Detecting Discontinuous and Occluded Boundaries from Point Clouds of Building Interiors

Range scans of occupied building interiors will often generate a cumulative point cloud with disconnected regions due to varying data density and the presence of numerous partially occluded objects. Boundary detection methods based on surface normal vectors and curvature have difficulty in accurately representing occluded region boundaries because of the geometric uncertainty associated with the underlying polygonal surfaces used to determine the desired geometric parameters. An occluded boundary detection algorithm that works directly on point clouds without the need to reconstruct rough underlying surface models is presented in this paper. The algorithm uses a side-ratio constraint to identify the discontinuous boundary points which lie along successive scan lines. The basic principle is that the distance between the immediate neighboring points at the discontinuous boundary exhibits a large disparity when compared to the other points in a contiguous surface.

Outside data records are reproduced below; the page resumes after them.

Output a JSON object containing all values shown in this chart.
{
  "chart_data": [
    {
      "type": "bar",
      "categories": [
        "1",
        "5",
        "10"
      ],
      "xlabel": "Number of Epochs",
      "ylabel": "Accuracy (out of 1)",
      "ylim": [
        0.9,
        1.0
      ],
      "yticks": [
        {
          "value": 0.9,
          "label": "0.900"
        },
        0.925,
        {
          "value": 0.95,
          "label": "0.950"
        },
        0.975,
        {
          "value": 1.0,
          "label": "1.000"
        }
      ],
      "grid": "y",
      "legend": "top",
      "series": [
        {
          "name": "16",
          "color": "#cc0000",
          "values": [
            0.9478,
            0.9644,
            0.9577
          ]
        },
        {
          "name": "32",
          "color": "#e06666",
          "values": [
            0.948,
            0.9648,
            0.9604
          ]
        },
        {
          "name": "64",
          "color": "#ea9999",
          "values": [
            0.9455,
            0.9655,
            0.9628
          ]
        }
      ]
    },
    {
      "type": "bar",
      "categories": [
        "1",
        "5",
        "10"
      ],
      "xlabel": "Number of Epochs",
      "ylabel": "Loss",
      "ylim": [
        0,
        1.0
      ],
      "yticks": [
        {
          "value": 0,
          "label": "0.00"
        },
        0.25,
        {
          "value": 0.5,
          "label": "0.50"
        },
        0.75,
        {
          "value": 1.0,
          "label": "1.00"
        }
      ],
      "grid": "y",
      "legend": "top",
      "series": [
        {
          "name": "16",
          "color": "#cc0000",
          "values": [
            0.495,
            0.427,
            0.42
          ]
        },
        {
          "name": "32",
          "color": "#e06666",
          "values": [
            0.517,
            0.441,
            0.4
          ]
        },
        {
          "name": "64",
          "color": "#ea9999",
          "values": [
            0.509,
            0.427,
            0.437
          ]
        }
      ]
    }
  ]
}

The side ratio distance defines the spatial separation of the proceeding and succeeding data points on the local grid. The algorithm is also able to handle small density inconsistencies by continuously comparing the side-ratios of the nearest points within a preset window. Spurious point data incorrectly identified as discontinuous boundary points are removed using a density-based outlier detection technique. The effectiveness of the two-step algorithm is demonstrated on real-world data acquired using a FARO® LS 880 laser scanner.